Advanced wearable health platforms have the potential of providing monitoring of an individual’s critical health parameters and their personal environmental exposure in a reliable, accurate, long-term/continuous, hassle-free manner can create a paradigm shift in chronic disease management. Long term monitoring of multiple health and environmental sensors, enabled by ultra-low power electronics and energy harvesting, can produce always on platforms that can have disruptive benefits such as prevention of negative outcomes, providing on demand feedback to users on their lifestyle choices, understanding the impact of environment on health, building personalized health databases for individuals that span years and even decades and predict onset of life threatening health conditions using data analytics and longitudinal data.

This talk will present the work being carried out in the NSF ERC Center for Advanced Self-Powered Systems of Integrated Sensors and Technologies (ASSIST) Center on building disruptive health platforms that are wearable, wireless, comfortable, powered by the human body, and consist of multimodal health and environment sensors.
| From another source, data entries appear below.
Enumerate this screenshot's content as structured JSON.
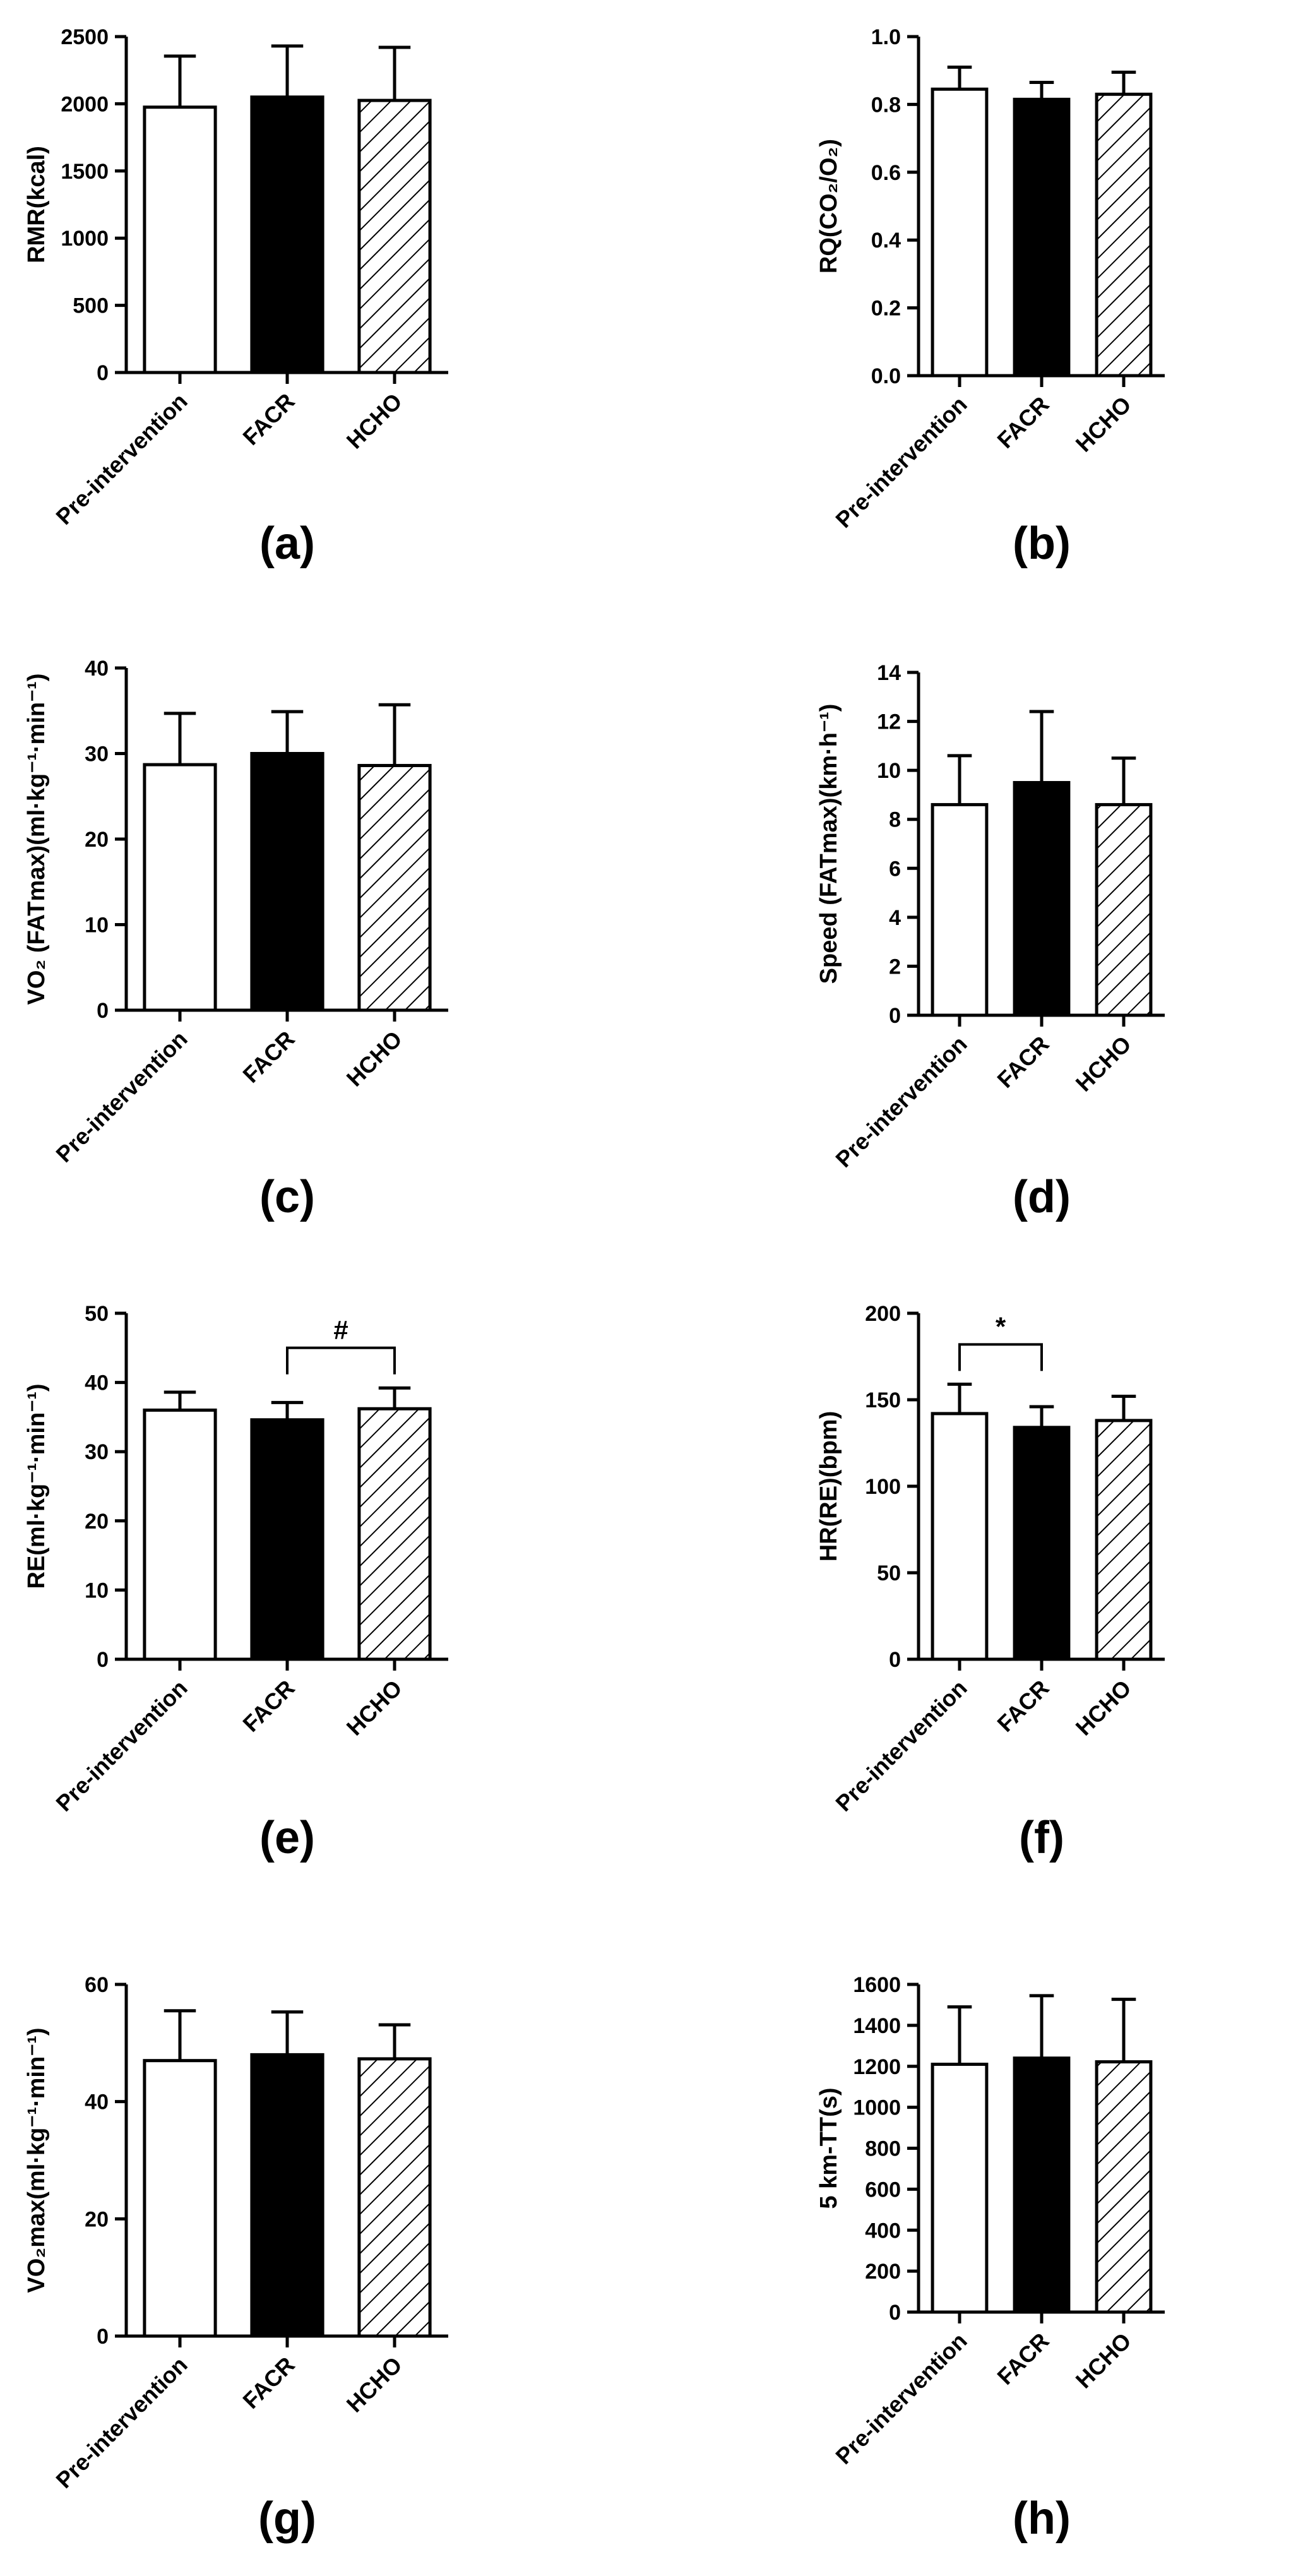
{
  "colors": {
    "ink": "#000000",
    "paper": "#ffffff"
  },
  "chart_data": [
    {
      "id": "a",
      "type": "bar",
      "panel_label": "(a)",
      "ylabel": "RMR(kcal)",
      "categories": [
        "Pre-intervention",
        "FACR",
        "HCHO"
      ],
      "values": [
        1975,
        2050,
        2025
      ],
      "errors": [
        380,
        380,
        395
      ],
      "ylim": [
        0,
        2500
      ],
      "yticks": [
        0,
        500,
        1000,
        1500,
        2000,
        2500
      ],
      "yticklabels": [
        "0",
        "500",
        "1000",
        "1500",
        "2000",
        "2500"
      ],
      "fills": [
        "white",
        "black",
        "hatch"
      ],
      "bracket": null
    },
    {
      "id": "b",
      "type": "bar",
      "panel_label": "(b)",
      "ylabel": "RQ(CO₂/O₂)",
      "categories": [
        "Pre-intervention",
        "FACR",
        "HCHO"
      ],
      "values": [
        0.845,
        0.815,
        0.83
      ],
      "errors": [
        0.065,
        0.05,
        0.065
      ],
      "ylim": [
        0,
        1.0
      ],
      "yticks": [
        0,
        0.2,
        0.4,
        0.6,
        0.8,
        1.0
      ],
      "yticklabels": [
        "0.0",
        "0.2",
        "0.4",
        "0.6",
        "0.8",
        "1.0"
      ],
      "fills": [
        "white",
        "black",
        "hatch"
      ],
      "bracket": null
    },
    {
      "id": "c",
      "type": "bar",
      "panel_label": "(c)",
      "ylabel": "VO₂ (FATmax)(ml·kg⁻¹·min⁻¹)",
      "categories": [
        "Pre-intervention",
        "FACR",
        "HCHO"
      ],
      "values": [
        28.7,
        30.0,
        28.6
      ],
      "errors": [
        6.0,
        4.9,
        7.1
      ],
      "ylim": [
        0,
        40
      ],
      "yticks": [
        0,
        10,
        20,
        30,
        40
      ],
      "yticklabels": [
        "0",
        "10",
        "20",
        "30",
        "40"
      ],
      "fills": [
        "white",
        "black",
        "hatch"
      ],
      "bracket": null
    },
    {
      "id": "d",
      "type": "bar",
      "panel_label": "(d)",
      "ylabel": "Speed (FATmax)(km·h⁻¹)",
      "categories": [
        "Pre-intervention",
        "FACR",
        "HCHO"
      ],
      "values": [
        8.6,
        9.5,
        8.6
      ],
      "errors": [
        2.0,
        2.9,
        1.9
      ],
      "ylim": [
        0,
        14
      ],
      "yticks": [
        0,
        2,
        4,
        6,
        8,
        10,
        12,
        14
      ],
      "yticklabels": [
        "0",
        "2",
        "4",
        "6",
        "8",
        "10",
        "12",
        "14"
      ],
      "fills": [
        "white",
        "black",
        "hatch"
      ],
      "bracket": null
    },
    {
      "id": "e",
      "type": "bar",
      "panel_label": "(e)",
      "ylabel": "RE(ml·kg⁻¹·min⁻¹)",
      "categories": [
        "Pre-intervention",
        "FACR",
        "HCHO"
      ],
      "values": [
        36.0,
        34.6,
        36.2
      ],
      "errors": [
        2.6,
        2.5,
        3.0
      ],
      "ylim": [
        0,
        50
      ],
      "yticks": [
        0,
        10,
        20,
        30,
        40,
        50
      ],
      "yticklabels": [
        "0",
        "10",
        "20",
        "30",
        "40",
        "50"
      ],
      "fills": [
        "white",
        "black",
        "hatch"
      ],
      "bracket": {
        "from": 1,
        "to": 2,
        "label": "#",
        "level": 45
      }
    },
    {
      "id": "f",
      "type": "bar",
      "panel_label": "(f)",
      "ylabel": "HR(RE)(bpm)",
      "categories": [
        "Pre-intervention",
        "FACR",
        "HCHO"
      ],
      "values": [
        142,
        134,
        138
      ],
      "errors": [
        17,
        12,
        14
      ],
      "ylim": [
        0,
        200
      ],
      "yticks": [
        0,
        50,
        100,
        150,
        200
      ],
      "yticklabels": [
        "0",
        "50",
        "100",
        "150",
        "200"
      ],
      "fills": [
        "white",
        "black",
        "hatch"
      ],
      "bracket": {
        "from": 0,
        "to": 1,
        "label": "*",
        "level": 182
      }
    },
    {
      "id": "g",
      "type": "bar",
      "panel_label": "(g)",
      "ylabel": "VO₂max(ml·kg⁻¹·min⁻¹)",
      "categories": [
        "Pre-intervention",
        "FACR",
        "HCHO"
      ],
      "values": [
        47.0,
        48.0,
        47.3
      ],
      "errors": [
        8.5,
        7.3,
        5.8
      ],
      "ylim": [
        0,
        60
      ],
      "yticks": [
        0,
        20,
        40,
        60
      ],
      "yticklabels": [
        "0",
        "20",
        "40",
        "60"
      ],
      "fills": [
        "white",
        "black",
        "hatch"
      ],
      "bracket": null
    },
    {
      "id": "h",
      "type": "bar",
      "panel_label": "(h)",
      "ylabel": "5 km-TT(s)",
      "categories": [
        "Pre-intervention",
        "FACR",
        "HCHO"
      ],
      "values": [
        1210,
        1240,
        1222
      ],
      "errors": [
        280,
        305,
        305
      ],
      "ylim": [
        0,
        1600
      ],
      "yticks": [
        0,
        200,
        400,
        600,
        800,
        1000,
        1200,
        1400,
        1600
      ],
      "yticklabels": [
        "0",
        "200",
        "400",
        "600",
        "800",
        "1000",
        "1200",
        "1400",
        "1600"
      ],
      "fills": [
        "white",
        "black",
        "hatch"
      ],
      "bracket": null
    }
  ]
}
In the Center, power is being harvested from the human body in the form of heat and movement/strain and utilized very effectively using subthreshold CMOS computation and ultra low power novel radios.  In addition, ASSIST is building medically validated low-power health sensors (EKG, hydration, pulse-oximetry, biochemical markers such as glucose/lactate and even personal environmental exposures to toxins such as ozone (related to Asthma triggers) and particulate matter (related to Asthma triggers and heart rate variability) that go much further than simple activity monitoring and provide a significantly more sophisticated understanding of human health due to correlation of multiple/heterogeneous data streams.  This combination of harvesting power from the human body and using it effectively using low power logic/radios and sensors enable “forever” powering of sensors by small energy harvesters.  Ultimately, these sensor systems with their miniature form factors, unlimited operating lifetime, reliable operation and supported by existing cloud infrastructure can convert sensor data to actionable information and create a paradigm shift in future global health.  Access to this level of individual health data can revolutionize medical practices, decrease the cost for medical care.